To be sure, the final text of the COP28 summit, which closed in Dubai on Wednesday, was unprecedented: it marked the first time that the future of all fossil fuels, not just coal, entered the resolution final edit. It called on countries to “contribute to … transitioning away from fossil fuels in energy systems, in a just, orderly and equitable manner.”
The agreement, signed by almost 200 countries, was broadly interpreted as the start of the end of the oil era. Perhaps, but not any time soon. The agreement was entirely voluntary, came with insignificant amounts of transition financing and handed oil and natural gas companies plenty of flexibility. Adnoc, the United Arab Emirates’ national oil company, whose CEO, Sultan Al Jaber, was president of COP28, has no plans to downgrade its strategy of making record investments in oil and natural gas production, The Guardian reported Friday.
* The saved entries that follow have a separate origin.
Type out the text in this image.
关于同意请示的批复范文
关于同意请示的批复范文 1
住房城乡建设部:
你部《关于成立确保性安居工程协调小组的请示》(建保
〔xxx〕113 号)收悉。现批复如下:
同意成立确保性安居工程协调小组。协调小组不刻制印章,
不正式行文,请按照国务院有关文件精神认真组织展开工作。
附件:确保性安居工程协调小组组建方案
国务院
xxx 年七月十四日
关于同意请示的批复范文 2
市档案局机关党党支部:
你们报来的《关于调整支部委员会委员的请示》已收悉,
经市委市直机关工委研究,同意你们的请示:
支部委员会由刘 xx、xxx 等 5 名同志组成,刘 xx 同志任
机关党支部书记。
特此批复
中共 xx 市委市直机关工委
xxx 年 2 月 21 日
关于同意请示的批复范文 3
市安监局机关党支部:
So let’s call COP28, at best, an incremental win for our sorry, warming planet. As always, pressure will mount on the next climate jamboree to produce a breakthrough (Azerbaijan, another petrostate, is to host COP29). What might that be? There is no way the fossil-fuels industry will set its own suicide date. But there is a relatively easy win: a quick phase-down of fuel subsidies.
The subsidies, globally, are obscenely expensive and at odds with the climate summits’ very essence, which is to bring down emissions to prevent runaway global warming.
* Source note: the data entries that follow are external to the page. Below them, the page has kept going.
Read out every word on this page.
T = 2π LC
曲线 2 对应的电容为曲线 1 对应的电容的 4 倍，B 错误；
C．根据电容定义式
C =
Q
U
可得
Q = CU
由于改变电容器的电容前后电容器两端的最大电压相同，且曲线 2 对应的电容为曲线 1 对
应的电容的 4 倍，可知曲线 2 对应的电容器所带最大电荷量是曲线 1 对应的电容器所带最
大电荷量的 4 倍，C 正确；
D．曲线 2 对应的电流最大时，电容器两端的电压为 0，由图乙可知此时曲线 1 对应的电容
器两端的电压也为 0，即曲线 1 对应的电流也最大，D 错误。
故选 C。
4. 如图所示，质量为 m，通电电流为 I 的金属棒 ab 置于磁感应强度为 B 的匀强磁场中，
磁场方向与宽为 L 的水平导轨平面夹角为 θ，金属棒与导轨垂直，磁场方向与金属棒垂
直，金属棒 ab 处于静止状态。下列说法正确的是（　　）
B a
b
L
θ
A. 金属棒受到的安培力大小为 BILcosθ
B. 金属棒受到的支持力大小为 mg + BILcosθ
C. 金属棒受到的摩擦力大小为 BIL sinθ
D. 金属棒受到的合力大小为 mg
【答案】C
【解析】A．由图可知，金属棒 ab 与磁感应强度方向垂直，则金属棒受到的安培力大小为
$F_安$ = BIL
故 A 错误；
The International Monetary Fund’s latest biennial update on fossil-fuel subsidies reported that direct, or “explicit,” subsidies in 2022 came to US$1.3-trillion, more than double the US$500-million in handouts in 2020. The sharp rise in oil, gas and coal prices after Russia’s invasion of Ukraine in February, 2022, explains the generosity of governments. The subsidies should come down this year and next, since energy prices have retreated a bit, but maybe not by much.
But the “implicit” costs of the subsidies – undercharging for environmental damage and forgone consumption taxes – in effect raised the total price of those subsidies to US$7-trillion, the IMF calculated, equivalent to an astounding 7 per cent of global GDP.
Almost every country – rich, poor and in the middle – subsidizes fossil-fuel consumption in some way, and it is wrong on so many levels. The subsidies are a cost to taxpayers; they boost oil, gas and coal consumption through artificially low prices; they increase the output of greenhouse gases and boost potentially fatal air-pollution levels; and their expense diverts funds that could pay for clean-energy infrastructure and production.
For the sake of the planet and government budgets, they should come down, of course, and ultimately disappear. But how? The answer is not easy. Fuel subsidies are part of the social contract in many countries, especially low-income ones. They buy votes, and their absence could trigger social unrest or worse.
Even financially stressed countries can’t seem to muster the courage to yank them. Heavily indebted Egypt, for instance, spends US$2-billion to US$3-billion a year on diesel subsidies alone. They are coming down, but slowly, as if President Abdel Fattah el-Sisi doesn’t want anyone to notice. In France in 2018, President Emmanuel Macron killed off a fuel-tax increase after gilets jaunes protesters filled the streets, crippling Paris on some days.
There are signs that all is not lost. In mid-2023, Nigeria ended fuel subsidies that had been in place for almost 50 years. There was no revolt, though mass strikes were threatened. The government defused the potential unrest partly by promising to invest the savings in transportation, education, health care and electrical infrastructure. Nigeria’s experience shows that governments can wean their economies off fuel subsidies if there is an offset to ease the pain.
COP28 did not outright ignore subsidies. About a dozen countries, including Canada, Denmark and Ireland, signed a letter calling for the “urgency of phasing out fossil fuel subsidies given the current climate crisis.” In COP28′s final text, which ran for 21 pages, fuel “subsidies” were mentioned just once, as if they were a footnote. There is no binding agreement to end them. There should be, and it must be done in ways that are just and fair. Over to COP29 for this effort.